In one of the more financially revealing posts we’ve seen this month, tap tap tap, the U.S. developer behind Camera+ said it reached 2 million downloads and at least $1.9 million in revenue through paid downloads and in-app purchases. The post from tap tap tap’s John Casasanta is definitely worth checking out.
Like we’re seeing with other top-ranked mobile developers, growth is accelerating. The company has done 1 million downloads since early January. In contrast, it took six months to do tap tap tap’s first million, so the download rate has basically doubled in the last three months.
Number of paid apps downloaded: 2,061,403
Net sales: $1,833,722
In-app purchases are also doing alright, with about a 5 percent conversion rate. Other game developers have told us that their conversion rates to are usually around 10 percent, so this is a little lower.
Number of FX packs sold in the app: 98,169
Net sales: $68.267
Overall, this gives us a nice benchmark for how the iOS top-grossing list looks. Camera+ typically hovers between #15 to #20 so that range on the chart implies the other apps around there like Zynga Poker, A Thinking Ape’s Kingdoms at War and Halfbrick Studios’ Fruit Ninja probably make around $10,000 a day. That’s taking Camera+’s 1 million downloads from January until now, dividing it by 90 days, then adding the 500 to 1000 in-app purchases per day. Then we take out Apple’s 30 percent cut.
Camera+’s numbers also suggest the amount of income Benchmark-funded Instagram is forgoing in not providing some sort of in-app purchase. Instagram said over the weekend it passed 3 million users, up from 2 million in February when they raised their round of funding. That implies 500,000 new registered users (not downloads) per month.

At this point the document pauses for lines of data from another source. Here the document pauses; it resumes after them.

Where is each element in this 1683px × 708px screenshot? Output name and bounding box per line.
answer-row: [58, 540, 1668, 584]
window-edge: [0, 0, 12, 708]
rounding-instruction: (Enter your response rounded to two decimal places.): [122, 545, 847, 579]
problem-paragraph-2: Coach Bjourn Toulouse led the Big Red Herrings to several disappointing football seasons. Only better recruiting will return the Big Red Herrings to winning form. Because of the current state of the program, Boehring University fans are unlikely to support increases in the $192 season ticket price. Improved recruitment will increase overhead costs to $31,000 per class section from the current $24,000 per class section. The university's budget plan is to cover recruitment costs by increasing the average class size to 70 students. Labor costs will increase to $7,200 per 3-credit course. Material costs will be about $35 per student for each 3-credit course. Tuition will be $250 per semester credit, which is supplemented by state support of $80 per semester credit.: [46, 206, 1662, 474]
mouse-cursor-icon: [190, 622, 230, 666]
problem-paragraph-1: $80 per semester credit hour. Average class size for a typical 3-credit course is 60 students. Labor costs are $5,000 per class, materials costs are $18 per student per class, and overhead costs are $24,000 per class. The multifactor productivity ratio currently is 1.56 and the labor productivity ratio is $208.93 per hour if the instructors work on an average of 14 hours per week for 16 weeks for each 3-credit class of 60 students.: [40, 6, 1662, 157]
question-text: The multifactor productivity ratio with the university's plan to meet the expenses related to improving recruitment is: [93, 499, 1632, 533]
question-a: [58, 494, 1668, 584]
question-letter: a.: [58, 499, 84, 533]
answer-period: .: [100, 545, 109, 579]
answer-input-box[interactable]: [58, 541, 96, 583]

If they released new paid filters or effects every month and got the same conversion rate as tap tap tap, it’s not unreasonable at all to suggest that they could do at least $100,000 a month after Apple’s take. And this is excluding all of the other interesting brand advertising opportunities the company has; companies like Starbucks and fashion labels like Burberry have taken to the app to send images to followers.
Both photo apps are emblematic of the two divergent trajectories top mobile developers have pursued as the iOS platform has evolved: Camera+ is the profitable bootstrapper and Instagram is the heavily venture-backed big bet.
Instagram opted to take a large amount of venture funding and remain free to acquire a large userbase. As with other consumer Internet startups, the idea would be to monetize later with advertising or other unforeseen revenue streams. In contrast, Camera+’s Casasanta has been vocally opposed to outside funding and has instead decided to build a very cashflow positive business from the outset.
In a recent post, Casasanta criticized the recent spate of financing rounds to pre-revenue or even pre-launch mobile apps: “VCs are making pretty ridiculous moves where they’re literally throwing millions of dollars at half-baked ideas that have little chance at making enough of a return to justify their investments.”
Instagram has more users now at 3 million to Camera+’s 2 million downloads, but it’s pre-revenue so it’s hard to say who will come out ahead in the long-run. If we remember back to the analog world though, there was a market for point-and-shoot cameras and a market for expensive SLRs. Who says there can’t be room for both?